Então, não é surpresa que os Eameses melhoraram a caixa em si, como lembrado pelo álbum de fotografias descoberto nos Arquivos da Herman Miller. A humilde caixa de papelão oferece às crianças a sua primeira chance de criar espaços para si próprias, seja um carro de corrida, um robô ou uma casa, que brotam de uma caixa de transporte que o Eames Office criou em 1951 para as unidades de armazenamento Eames (conhecidas por ESUs).
“Impresso nas cores vermelha e preta, com o distintivo ‘M’ da Herman Miller, a pesada caixa de papelão, reforçada com estrias de madeira, precisava apenas ser pregada novamente na parte de baixo do palete de madeira, após a retirada dos móveis, para se transformar na casinha que os jovens adorariam”, diz o texto de uma minuta do comunicado de imprensa. Um folheto separado dá instruções sobre “Como montar uma casinha”, mas deveria ser autoexplicativo: as linhas pontilhadas sugerem locais para uma entrada e uma janela para o lado de fora, além de toldos vistosos.
De uma só vez, os Eameses conseguiram juntar a diversão de adultos e crianças, eliminar o desperdício e dar emoção ao processo secular das entregas. As setas para cima, assim como o V profundo da logomarca ‘M’, com o design de Irving Harper da empresa, sugerem a possibilidade de expansão para cima como em um sobrado geminado em miniatura ou um arranha-céu, caso a criança ou os pais precisem de mais móveis.
As ESUs em si eram, também, um tipo de brinquedo desmontável para adultos.
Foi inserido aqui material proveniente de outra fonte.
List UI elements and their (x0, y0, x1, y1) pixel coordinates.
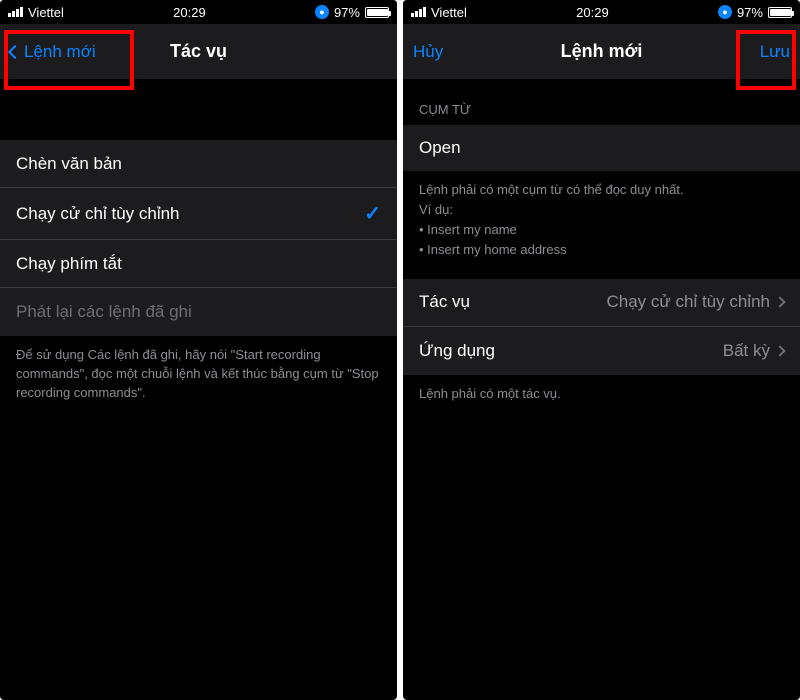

Feitas de extrusões perfuradas de aço com armações diagonais, elas podiam ser configuradas como aparadores baixos ou estantes elevadas. Os consumidores podiam personalizar a disposição interior, selecionando gavetas ou portas de madeira compensada e metal perfurado, ou painéis esmaltados preenchidos com Masonite. Os proprietários também podiam desmontar, reorganizar ou agregar itens, tratando o mobiliário como uma série de caixas modulares, como um brinquedo.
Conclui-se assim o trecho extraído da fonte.